Figure 9a illustrates that, without sodium borate, the main phases presented in the impure TiN concentrates were TiN, MgAl₂O₄, Fe, and C. After HCl leaching, no significant change in the diffraction peaks were observed. After HF leaching, the diffraction peaks of MgAl₂O₄ were still strong, but a new impurity of CaMg₂Al₂F₂ formed. This phenomenon revealed the difficulty in obtaining pure TiN by acid leaching in the absence of sodium borate. In contrast, Figure 9b shows that the crystal phases of the impure TiN obtained by adding 16% sodium borate were TiN, Fe, and C. This result indicates that other components were present in the form of the glass phase in the sample. After HCl leaching, the Fe was removed. After HF leaching, only TiN and a small amount of C were present in the TiN products. The XRD pattern of the TiN product was very smooth. Chemical composition of the impure TiN and TiN product are presented in

Table 5. Chemical composition of the impure TiN and TiN product (mass %), as determined by XRF analysis.

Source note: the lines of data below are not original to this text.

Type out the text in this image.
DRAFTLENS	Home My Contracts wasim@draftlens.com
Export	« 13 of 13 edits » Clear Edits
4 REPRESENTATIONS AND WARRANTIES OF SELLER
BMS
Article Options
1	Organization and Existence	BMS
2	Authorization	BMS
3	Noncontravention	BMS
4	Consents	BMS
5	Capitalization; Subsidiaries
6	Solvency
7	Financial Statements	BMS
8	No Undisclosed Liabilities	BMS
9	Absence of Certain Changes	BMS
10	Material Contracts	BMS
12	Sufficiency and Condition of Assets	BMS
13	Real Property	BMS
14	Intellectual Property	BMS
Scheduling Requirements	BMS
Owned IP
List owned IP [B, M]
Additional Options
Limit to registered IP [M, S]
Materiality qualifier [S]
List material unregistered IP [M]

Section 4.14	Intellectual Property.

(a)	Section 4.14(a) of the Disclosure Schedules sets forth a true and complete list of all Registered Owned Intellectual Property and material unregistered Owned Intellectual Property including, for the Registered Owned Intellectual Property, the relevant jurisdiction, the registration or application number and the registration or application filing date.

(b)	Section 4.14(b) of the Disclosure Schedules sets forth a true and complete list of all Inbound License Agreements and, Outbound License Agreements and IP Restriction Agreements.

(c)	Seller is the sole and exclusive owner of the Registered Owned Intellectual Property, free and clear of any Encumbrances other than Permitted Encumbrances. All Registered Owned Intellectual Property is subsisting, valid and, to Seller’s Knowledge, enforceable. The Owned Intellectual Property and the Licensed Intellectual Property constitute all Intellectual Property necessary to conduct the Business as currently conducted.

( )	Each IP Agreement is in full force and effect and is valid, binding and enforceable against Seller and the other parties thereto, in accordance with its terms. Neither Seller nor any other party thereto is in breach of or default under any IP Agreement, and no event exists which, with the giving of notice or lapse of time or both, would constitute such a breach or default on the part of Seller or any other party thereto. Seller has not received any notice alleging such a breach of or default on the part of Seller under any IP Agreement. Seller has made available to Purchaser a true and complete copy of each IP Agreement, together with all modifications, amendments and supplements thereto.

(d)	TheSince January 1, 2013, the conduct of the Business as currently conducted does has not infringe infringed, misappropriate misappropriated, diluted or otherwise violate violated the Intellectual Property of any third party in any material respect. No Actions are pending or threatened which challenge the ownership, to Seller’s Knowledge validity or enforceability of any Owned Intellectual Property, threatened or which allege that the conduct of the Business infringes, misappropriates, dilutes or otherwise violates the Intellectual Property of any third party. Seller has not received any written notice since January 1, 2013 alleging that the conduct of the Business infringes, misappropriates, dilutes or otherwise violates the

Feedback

Component	Ti	V	Fe	Al	Mg	Si	Ca	Na	Total
Impure TiN	19.5	0.7	8.5	5.1	4.6	5.2	2.4	2.6	48.6
TiN Product	74.1	2.8	0.3	0.1	0.0	0.0	0.0	0.0	77.3

. This shows that the Ti and V contents of the impure TiN product were 19.5% and 0.7%, respectively. After leaching, the Ti and V contents of the TiN product increased to 74.1% and 2.8%, respectively, and their total content was close to the theoretical Ti content of TiN (77.4% Ti). These results imply that the addition of sodium borate during the roasting stage promoted the purification of TiN by acid leaching. The total content of TiN was much less than 100% since C, N, and O were not detected. A total of 1.61 g TiN was obtained from 20 g of TMCs. Consequently, on the basis of mass balance, the Ti and V enrichments in the TiN product were calculated to be 94.6% and 58.3%, respectively. The SEM image in Figure 10 revealed that the sizes of the TiN particles were below 10 µm.

4. Conclusions

The main conclusions can be summarized as follows:

(1)

During the carbothermal reduction of TMCs, the addition of sodium borate not only inhibits the formation of MgAl₂O₄, but also promotes the reduction and nitridation of TMCs.

(2)

The promotion mechanism of sodium borate on the formation of TiN can be summarized as follows: sodium borate first promotes the formation of Fe and M₃O₅ by catalyzing coal gasification and then promotes the reduction and nitridation of titanium oxide to TiN by accelerating the carburization of iron.

(3)

Sodium borate reacts with MgO, Al₂O₃, and other components to form complex compounds of Na₂O–MgO–Al₂O₃–CaO–SiO₂–FeO–TiO₂ during the carbothermal reduction of TMCs.

(4)

Sodium borate slightly affects the separation of metallic Fe and TiN. Adding 16% sodium borate resulted in DRI containing 94.3% Fe, 0.6% Ti, and 0.1% V after magnetic separation. The recoveries of Fe, Ti, and V in this DRI were 91.2%, 5.1%, and 17.3%, respectively.

(5)

After HCl + HF leaching, a TiN product containing 74.1% Ti and 2.8% V was obtained with a Ti recovery of 94.6% and V recovery of 58.3%. In contrast the resulting TiN product contained a considerable amount of MgAl₂O₄ and CaMg₂Al₂F₂ without the addition of sodium borate.